One of the dietary approaches currently recommended is the plate method. You may wonder why I said “dietary approach”, instead of diet. Dr. Brian Wansik said, “The best diet is the one you don’t know you’re on.” In other words, you don’t want to think of it as a diet, but a lifestyle. Changing habits is hard, but small, realistic, long term changes make a difference where a short term changes won’t.
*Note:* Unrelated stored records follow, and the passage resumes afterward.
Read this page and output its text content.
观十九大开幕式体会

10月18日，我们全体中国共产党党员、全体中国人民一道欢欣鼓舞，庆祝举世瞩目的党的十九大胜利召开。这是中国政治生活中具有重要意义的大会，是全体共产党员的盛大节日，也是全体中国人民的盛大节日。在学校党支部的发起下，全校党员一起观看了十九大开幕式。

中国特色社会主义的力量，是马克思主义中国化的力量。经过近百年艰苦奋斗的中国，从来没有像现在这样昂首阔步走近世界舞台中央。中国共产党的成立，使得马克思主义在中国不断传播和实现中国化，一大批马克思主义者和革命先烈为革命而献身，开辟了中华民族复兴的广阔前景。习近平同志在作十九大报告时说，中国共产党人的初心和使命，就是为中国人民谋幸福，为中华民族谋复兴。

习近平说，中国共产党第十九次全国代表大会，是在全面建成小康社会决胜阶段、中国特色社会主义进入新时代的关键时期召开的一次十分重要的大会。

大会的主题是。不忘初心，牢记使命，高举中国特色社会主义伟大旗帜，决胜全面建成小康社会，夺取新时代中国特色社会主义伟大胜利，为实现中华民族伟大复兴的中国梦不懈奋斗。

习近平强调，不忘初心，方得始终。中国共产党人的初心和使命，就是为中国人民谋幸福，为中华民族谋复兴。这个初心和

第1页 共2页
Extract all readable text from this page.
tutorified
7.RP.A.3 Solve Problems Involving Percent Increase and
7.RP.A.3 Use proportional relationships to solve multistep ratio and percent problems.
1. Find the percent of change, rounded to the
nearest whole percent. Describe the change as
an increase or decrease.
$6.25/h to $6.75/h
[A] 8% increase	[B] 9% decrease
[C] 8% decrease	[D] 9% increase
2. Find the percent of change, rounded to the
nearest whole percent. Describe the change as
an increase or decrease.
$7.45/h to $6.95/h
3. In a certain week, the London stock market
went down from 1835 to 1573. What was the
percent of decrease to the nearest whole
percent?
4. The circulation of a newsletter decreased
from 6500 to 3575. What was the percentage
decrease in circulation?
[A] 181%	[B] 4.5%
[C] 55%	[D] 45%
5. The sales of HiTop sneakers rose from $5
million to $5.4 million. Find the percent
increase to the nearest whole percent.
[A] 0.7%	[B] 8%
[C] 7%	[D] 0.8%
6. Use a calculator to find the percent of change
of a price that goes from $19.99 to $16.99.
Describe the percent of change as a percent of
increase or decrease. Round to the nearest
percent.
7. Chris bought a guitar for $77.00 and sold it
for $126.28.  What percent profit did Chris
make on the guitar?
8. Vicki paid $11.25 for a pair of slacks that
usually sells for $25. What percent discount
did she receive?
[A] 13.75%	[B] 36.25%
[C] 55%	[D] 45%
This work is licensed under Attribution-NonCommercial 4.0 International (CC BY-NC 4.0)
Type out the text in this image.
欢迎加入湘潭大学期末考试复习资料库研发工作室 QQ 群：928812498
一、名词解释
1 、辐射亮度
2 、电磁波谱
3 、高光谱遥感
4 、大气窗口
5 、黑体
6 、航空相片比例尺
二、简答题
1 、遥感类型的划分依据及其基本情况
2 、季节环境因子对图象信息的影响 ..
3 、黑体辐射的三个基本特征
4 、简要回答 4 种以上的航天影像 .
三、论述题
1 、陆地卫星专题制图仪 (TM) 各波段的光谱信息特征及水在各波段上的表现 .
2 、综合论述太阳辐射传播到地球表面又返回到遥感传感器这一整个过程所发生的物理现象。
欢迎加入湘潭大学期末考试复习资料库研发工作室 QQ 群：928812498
The Plate method is simple and research has shown that it will reduce your A1C (your average blood sugar level over 2-3 months) by a little less than 1%. On the plate method you take a 9 inch plate and divide it into quarters. In each quarter you have a different type of food.
In the 1st quarter you should have a protein food, in the 2nd, a bread or grain food, in the 3rd quarter, a non-starchy vegetable, and in the 4th quarter, a starchy vegetable. To reduce carbohydrates further, instead of eating a starchy vegetable, you can fill half your plate with non starchy vegetables. If you lay your hand flat on your plate, that is about how high your food should be served to have appropriate portions. Along with the plate is a portion of fruit and a glass of milk.
Another factor that makes us more likely to actually make a behavior change, is called a cue to action. Cues to action can take the form of many things, a picture, a food record, a friend giving a friendly reminder, a recipe, or a newspaper article. For today, I hope this article serves as your cue to action to consider a healthy habit change and to consider your own risk for diabetes.